Many of Wales' largest lakes feature in Welsh mythology, often associated with lake monsters, called afancod. The legend of such a creature in this lake was recorded in 1909, when the folklorist Marie Trevelyan collated a number of local legends including the story of a coiled dragon-like creature living in the lake some centuries earlier.

Modern reports of sightings have been recorded since the 1920s. These include strange disruptions of the water's surface, disturbance of watercraft and the increase in local belief that a beast was living below the lake's surface. Of these sightings, the most notable was reported by the lake's manager Dowie Bowen in the 1970s. Bowen described seeing a crocodile-like creature, about 8 ft in length emerge from the water. Bowen's report was followed by another sighting in 1979, when a fisherman visiting the lake also described seeing a large hump-backed beast at the water's surface. By the 1990s the various sightings had attracted film crews and investigators. One Japanese crew spent three days investigating and filming the lake using specialist diving equipment and a submarine. However, no evidence for the creature's existence has been found.

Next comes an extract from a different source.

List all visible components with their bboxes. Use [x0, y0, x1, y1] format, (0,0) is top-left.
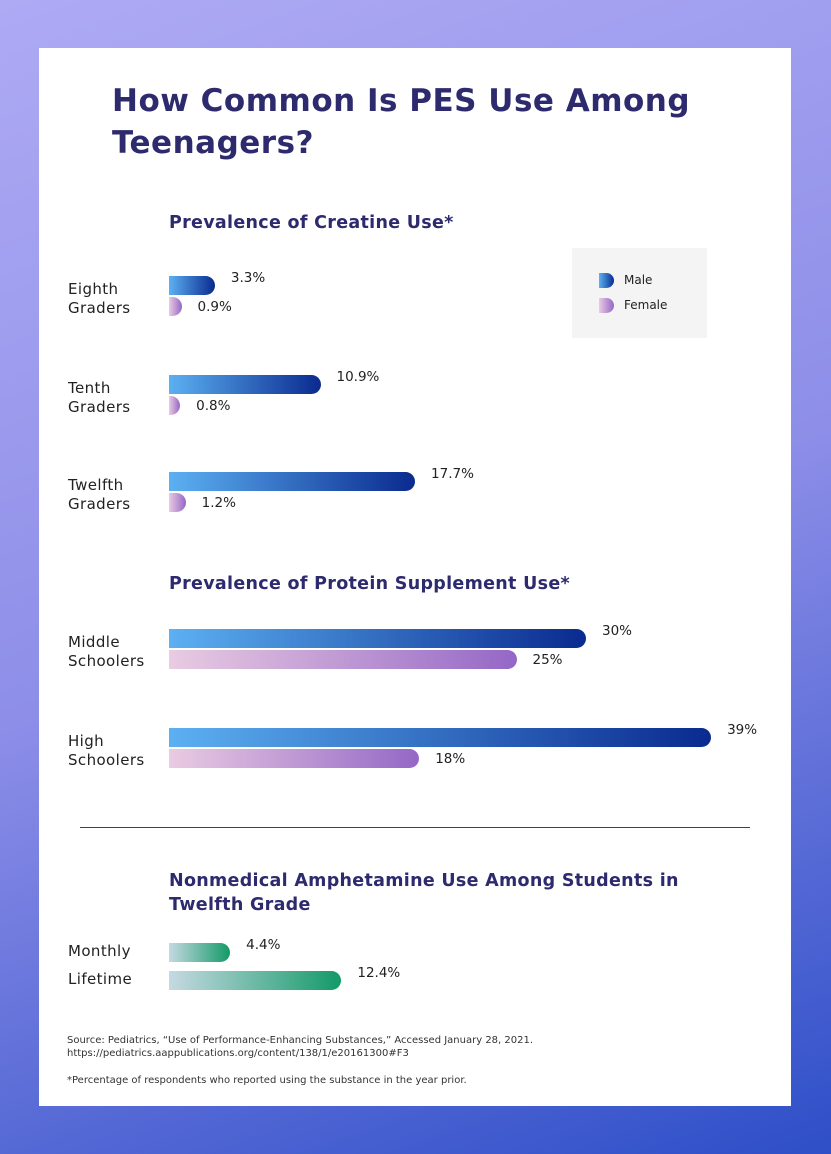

The lake is the home to a unique and extant fish species, the gwyniad. The survival of the gwyniad has led to discussions as to whether the lake could support a larger predator, and whether such a creature could survive in its isolated environment into modern times. Supporters for the potential existence of an afanc creature suggest that both the lake's size (40 metres deep and almost 6 km long) and the abundance of potential prey within it (pike, perch, brown trout and eels) would be able to support a single large predator or even a breeding population.